Question

A square PQRS and a rhombus RSTU lie on the same base RS. What is the relation between their areas?

A. \[ar\left( PQRS \right)=ar\left( RSTU \right)\]
B. \[ar\left( PQRS \right) < ar\left( RSTU \right)\]
C. \[ar\left( PQRS \right) > ar\left( RSTU \right)\]
D. \[ar\left( PQRS \right)=\dfrac{1}{2}ar\left( RSTU \right)\]

Answer 1

Hint: We find the formula of finding the area of \[ar\left( PQRS \right)\] and \[ar\left( RSTU \right)\]. We compare their heights and find a relation. This gives the relation between the area of the square and the rhombus when multiplied by the length of the common base RS.

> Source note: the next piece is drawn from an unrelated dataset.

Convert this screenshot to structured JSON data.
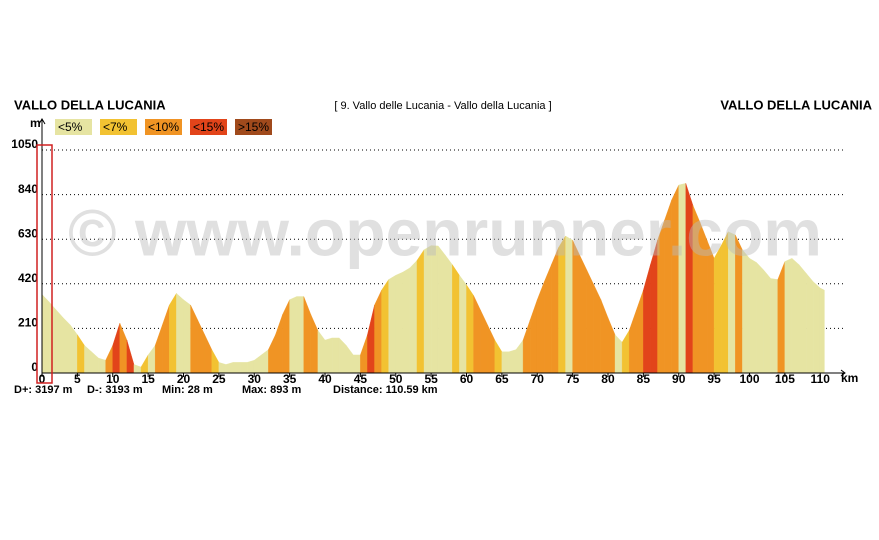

Complete step by step solution:
A square PQRS and a rhombus RSTU lie on the same base RS.
We know the formulas to find the areas for square and rhombus.
For square it is the square value of one side and for rhombus it is the multiplication of one side and the height.
For square PQRS, we find the area with respect to the sides’ length.
So, \[ar\left( PQRS \right)=RS\times PS\]. Both are sides of the square.
We take the intersection of PS and UT as a point of O.

We now try to prove that quadrilateral UVSO is a square.
We know that $\angle UVR=\angle UVS=\angle OSV={{90}^{\circ }}$. Therefore, $UV||OS$.
Also, as RSTU is a rhombus we have $UT||RS$ which gives $UO||VS$.
Therefore, UVSO is a square for having opposite sides as parallel and all angles being equal to ${{90}^{\circ }}$. This gives $UV=OS$. These lines become the height of the rhombus.
The area of the rhombus becomes \[ar\left( RSTU \right)=RS\times OS\].
We can clearly see that $OS < PS$. Therefore, $RS\times OS < RS\times PS$.
This gives \[ar\left( PQRS \right) > ar\left( RSTU \right)\]. The correct option is C.
So, the correct answer is “Option C”.

Note: We need to be careful about the proof of the parallelogram. The proof gives us a relation between the heights. The height for the square is the side as that creates the right angle on the base.